Vaccination contre la brucellose

La fréquence des brucelloses humaines est difficile à établir. Le nombre de cas déclarés en France ce dix dernières années varie entre 300 et 1000 cas annuels, chiffres très inférieurs à la réalité.

La brucellose fait des ravages

Brucellose

Brucellose

Pour la plupart des épidémiologistes, le nombre de cas réels correspond à la multiplication du chiffre déclaré par 3 ou 4.

Le taux de morbidité annuel s’élève à 1,2 pour 100000 habitants. Ce sont surtout les hommes de 40 à 55 ans qui continuent à être le plus fréquemment atteints.

La prophylaxie de la brucellose chez l’homme impose, en premier lieu, l’éradication des brucelloses animales et la disparition de la maladie chez l’unique source d’infection :

  • les ovins
  • bovins
  • caprins

Chez l’homme, la vaccination s’impose surtout pour les professions particulièrement exposées.

Quelques expériences

Des tentatives de vaccinations ont été réalisées avec des vaccins tués, depuis 1906 par Eyre, puis par Nicoll et Conseil. Mais les vaccins n’ont pas eu une application sur une grande échelle à cause de la mauvaise protection qu’il confèrent.

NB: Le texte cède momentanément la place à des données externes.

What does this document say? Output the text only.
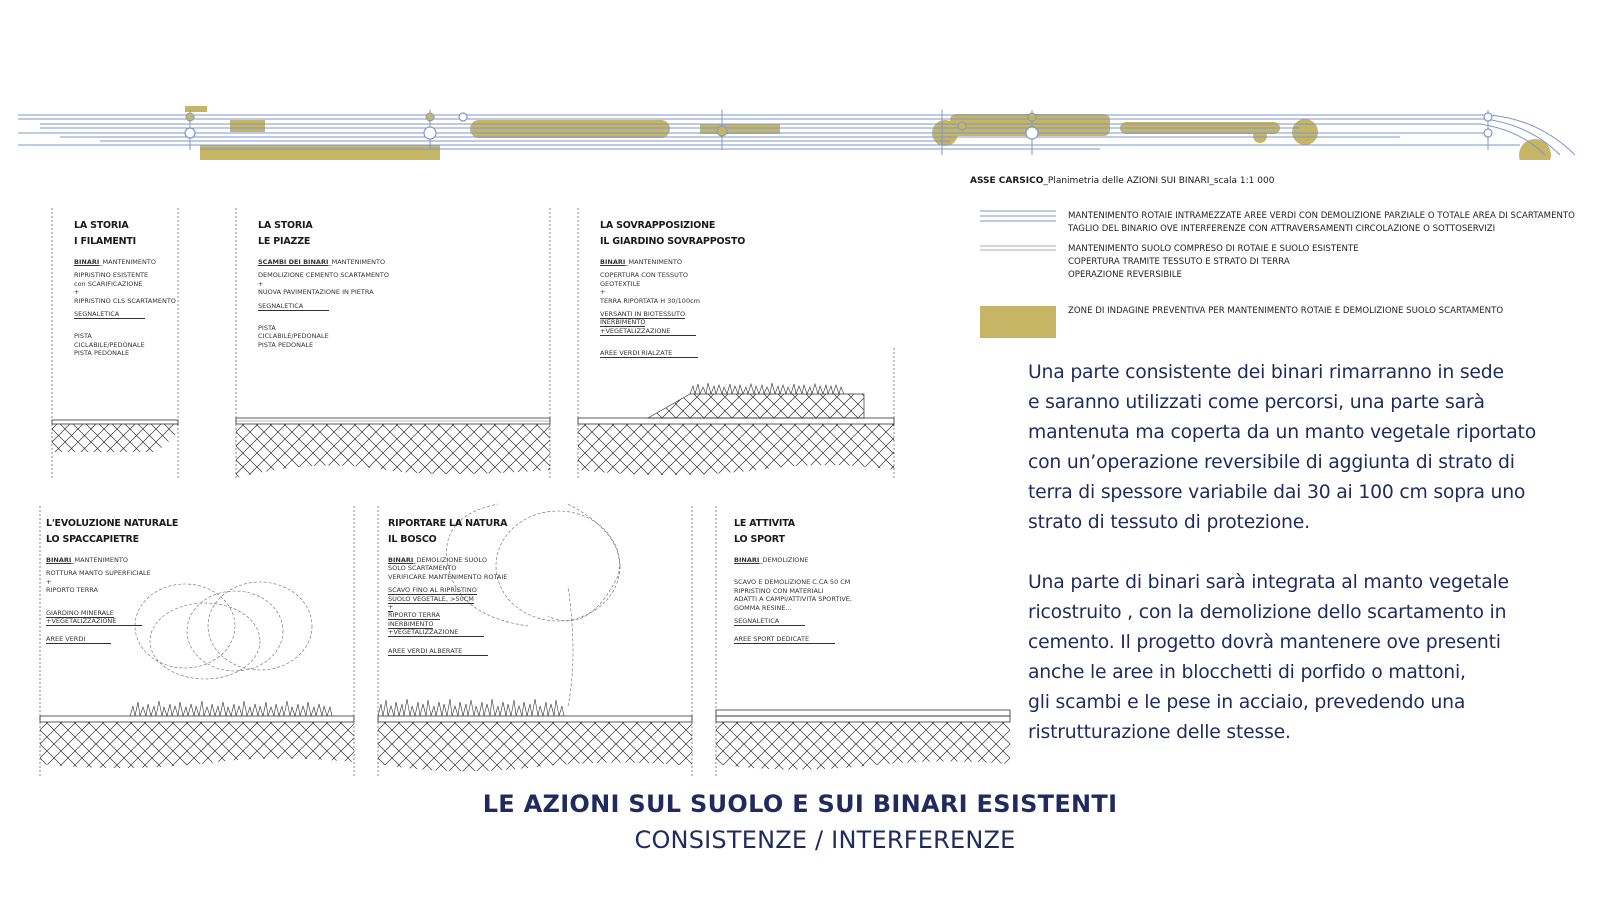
LA STORIA
I FILAMENTI
BINARI_MANTENIMENTO
RIPRISTINO ESISTENTE
con SCARIFICAZIONE
+
RIPRISTINO CLS SCARTAMENTO
SEGNALETICA
PISTA
CICLABILE/PEDONALE
PISTA PEDONALE
LA STORIA
LE PIAZZE
SCAMBI DEI BINARI_MANTENIMENTO
DEMOLIZIONE CEMENTO SCARTAMENTO
+
NUOVA PAVIMENTAZIONE IN PIETRA
SEGNALETICA
PISTA
CICLABILE/PEDONALE
PISTA PEDONALE
LA SOVRAPPOSIZIONE
IL GIARDINO SOVRAPPOSTO
BINARI_MANTENIMENTO
COPERTURA CON TESSUTO
GEOTEXTILE
+
TERRA RIPORTATA H 30/100cm
VERSANTI IN BIOTESSUTO
INERBIMENTO
+VEGETALIZZAZIONE
AREE VERDI RIALZATE
L'EVOLUZIONE NATURALE
LO SPACCAPIETRE
BINARI_MANTENIMENTO
ROTTURA MANTO SUPERFICIALE
+
RIPORTO TERRA
GIARDINO MINERALE
+VEGETALIZZAZIONE
AREE VERDI
RIPORTARE LA NATURA
IL BOSCO
BINARI_DEMOLIZIONE SUOLO
SOLO SCARTAMENTO
VERIFICARE MANTENIMENTO ROTAIE
SCAVO FINO AL RIPRISTINO
SUOLO VEGETALE, >50CM
+
RIPORTO TERRA
INERBIMENTO
+VEGETALIZZAZIONE
AREE VERDI ALBERATE
LE ATTIVITA
LO SPORT
BINARI_DEMOLIZIONE
SCAVO E DEMOLIZIONE C.CA 50 CM
RIPRISTINO CON MATERIALI
ADATTI A CAMPI/ATTIVITA SPORTIVE,
GOMMA RESINE...
SEGNALETICA
AREE SPORT DEDICATE
ASSE CARSICO_Planimetria delle AZIONI SUI BINARI_scala 1:1 000
MANTENIMENTO ROTAIE INTRAMEZZATE AREE VERDI CON DEMOLIZIONE PARZIALE O TOTALE AREA DI SCARTAMENTO
TAGLIO DEL BINARIO OVE INTERFERENZE CON ATTRAVERSAMENTI CIRCOLAZIONE O SOTTOSERVIZI
MANTENIMENTO SUOLO COMPRESO DI ROTAIE E SUOLO ESISTENTE
COPERTURA TRAMITE TESSUTO E STRATO DI TERRA
OPERAZIONE REVERSIBILE
ZONE DI INDAGINE PREVENTIVA PER MANTENIMENTO ROTAIE E DEMOLIZIONE SUOLO SCARTAMENTO

Una parte consistente dei binari rimarranno in sede
e saranno utilizzati come percorsi, una parte sarà
mantenuta ma coperta da un manto vegetale riportato
con un’operazione reversibile di aggiunta di strato di
terra di spessore variabile dai 30 ai 100 cm sopra uno
strato di tessuto di protezione.

Una parte di binari sarà integrata al manto vegetale
ricostruito , con la demolizione dello scartamento in
cemento. Il progetto dovrà mantenere ove presenti
anche le aree in blocchetti di porfido o mattoni,
gli scambi e le pese in acciaio, prevedendo una
ristrutturazione delle stesse.

LE AZIONI SUL SUOLO E SUI BINARI ESISTENTI
CONSISTENZE / INTERFERENZE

Des vaccins vivant ont été utilisées en U.R.S.S depuis 1952 malgré leur faible efficacité et les réactions allergiques post-vaccinales qu’ils provoquent.

Des vaccins microbiens tués ont été également mis au point aux États-Unis. Ces vaccins se sont révélés inactifs et avaient l’inconvénient de provoquer des réactions d’hypersensibilité retardée très importantes.

Vaccin

Vaccin

En France, c’est en particulier Roux et coll. qui ont mis au point un vaccin dont les premiers essais ont montré la parfaite efficacité.

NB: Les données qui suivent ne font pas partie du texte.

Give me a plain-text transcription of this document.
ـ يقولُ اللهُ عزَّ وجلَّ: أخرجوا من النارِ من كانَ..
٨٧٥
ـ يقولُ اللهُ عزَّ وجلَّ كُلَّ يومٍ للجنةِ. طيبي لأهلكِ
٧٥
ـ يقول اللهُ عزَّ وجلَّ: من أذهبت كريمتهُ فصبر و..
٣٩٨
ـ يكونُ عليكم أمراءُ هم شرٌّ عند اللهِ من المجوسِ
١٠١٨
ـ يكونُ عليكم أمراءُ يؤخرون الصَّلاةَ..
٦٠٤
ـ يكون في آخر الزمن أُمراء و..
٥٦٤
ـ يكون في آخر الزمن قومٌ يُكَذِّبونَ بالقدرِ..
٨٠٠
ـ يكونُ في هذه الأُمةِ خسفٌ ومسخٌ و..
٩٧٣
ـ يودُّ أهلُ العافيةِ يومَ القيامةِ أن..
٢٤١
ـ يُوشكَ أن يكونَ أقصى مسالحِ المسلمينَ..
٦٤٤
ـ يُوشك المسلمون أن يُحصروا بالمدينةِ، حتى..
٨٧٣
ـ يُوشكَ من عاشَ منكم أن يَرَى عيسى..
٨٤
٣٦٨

Ce vaccin est constitué d’une fraction antigénique chimiquement définie, extraite de B. Melitensis. Il s’agit de la fraction phénol insoluble qui s’est révélée dépourvue de toxicité. Ce vaccin, en cours de commercialisation par l’Institut Mérieux, est administré en deux injections à quinze jours d’intervalle après intradermo-réaction à la mélitine négative. Le rappel est effectué au bout de 12 à 18 mois.

Une réaction locale à type d’érythème et d’œdème dont la durée n’excède pas deux à trois jours est généralement observée. La réaction locale s’accompagne d’une réaction générale avec céphalée et malaise général, parfois d’une légère hyperthermie. Tous ces signes régressent e en 2 à 3 jours.

L’immunisation peut parfois provoquer des réactions très violentes chez les sujets déjà infectés. Il est donc impératif, avant toute injection vaccinale, de détecter la présence d’anticorps antibrucella ainsi que l’état d’hypersensibilité à la mélitine. Seule sont vaccinées les personnes ne présentant aucune suspicion de brucellose récente ou ancienne.